Researchers from Johns Hopkins University say human error, not disease, is the third leading cause of death in the U.S. and challenge the CDC to be more forthcoming about medical mistakes. (Deseret Photo)

Researchers at Johns Hopkins University say human error, not chronic lower respiratory disease, is the third leading cause of the death in the U.S. and that Americans deserve to know the scope of deadly mistakes in the medical profession.

In a letter to CDC Director Dr. Tom Frieden, a Johns Hopkins University School of Medicine professor and three medical students say more than 250,000 Americans die each year from preventable mistakes in four areas: the providers' judgment, skill or coordination of care; diagnostic errors; system defects and preventable adverse effects.

"Medical mistakes that can lead to death range from surgical complications that go unrecognized to mix-ups with the doses or types of medications patients receive," an NPR report said.

Together, these deaths accounted for at least 251,454 deaths in 2013, surpassing the CDC's official third cause of death by more than 100,000, according to a study published May 3 in The BMJ, a peer-reviewed medical journal.

According to government statistics, heart disease (611,105 deaths) cancer (584,881) and respiratory disease (149,205) were the top three causes of death that year.

The failure to include medical mistakes in the CDC's accounting means that few research dollars go to preventing errors in the profession. "It is time for the country to invest in medical quality and patient safety proportional to the mortality burden it bears," the letter said.

The lead author, Johns Hopkins surgeon Martin Makary, told NPR reporters Marshall Allen and Olga Pierce that the CDC's list helps determine the nation's health priorities and how grants are awarded.

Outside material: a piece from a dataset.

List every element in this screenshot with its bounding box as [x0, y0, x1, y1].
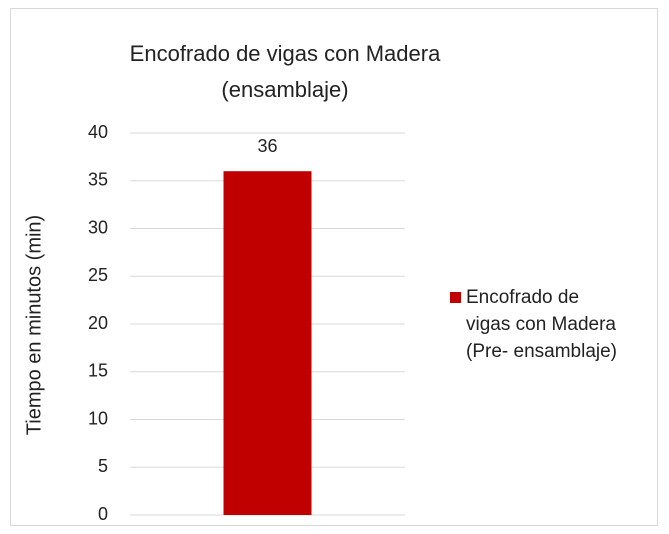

"You have this overappreciation and overestimate of things like cardiovascular disease, and a vast underrecognition of the place of medical care as the cause of death," Makary said.

But Dr. Eric Thomas, a professor of medicine at the University of Texas-Houston Medical School, told NPR that while medical errors are underreported, it would be premature to include them on the mortality list.

Thomas' research was included in a 1999 report that called medical errors an "epidemic" that contributes to 98,000 deaths each year.

The Johns Hopkins research, however, was more comprehensive, according to The Washington Post. Makary and his team analyzed four studies that took place between 2000 and 2008 and found an average of 700 mistake-related deaths a day, the Post's report said.

"We all know how common it is," Makary told Ariana Eunjung Cha of the Post. "We also know how infrequently it’s openly discussed."

The study comes on the heels of other news that raises questions about the proficiency of some American doctors. The Washington Post reported in April on doctors who perform high-risk procedures with scant experience, a practice that three prominent hospitals, including Johns Hopkins, have pledged to prevent.

And the skills of pediatric surgeons, in particular, suffer when they don't perform complex procedures often enough, a Chicago study released in March said.

Dr. Erika Schwartz, a New York physician and author of "Don't Let Your Doctor Kill You," says there are ways patients can protect themselves from bad outcomes. Writing for U.S. News & World Report, she says to find a doctor who makes eye contact, asks personal questions and seems genuinely interested in your health, and to decline procedures you're uncomfortable with, even if your insurance will pay for it.

"Regardless of why, every test and procedure has risks, and there are no guarantees that doing more will lead to better outcomes," Schwartz said.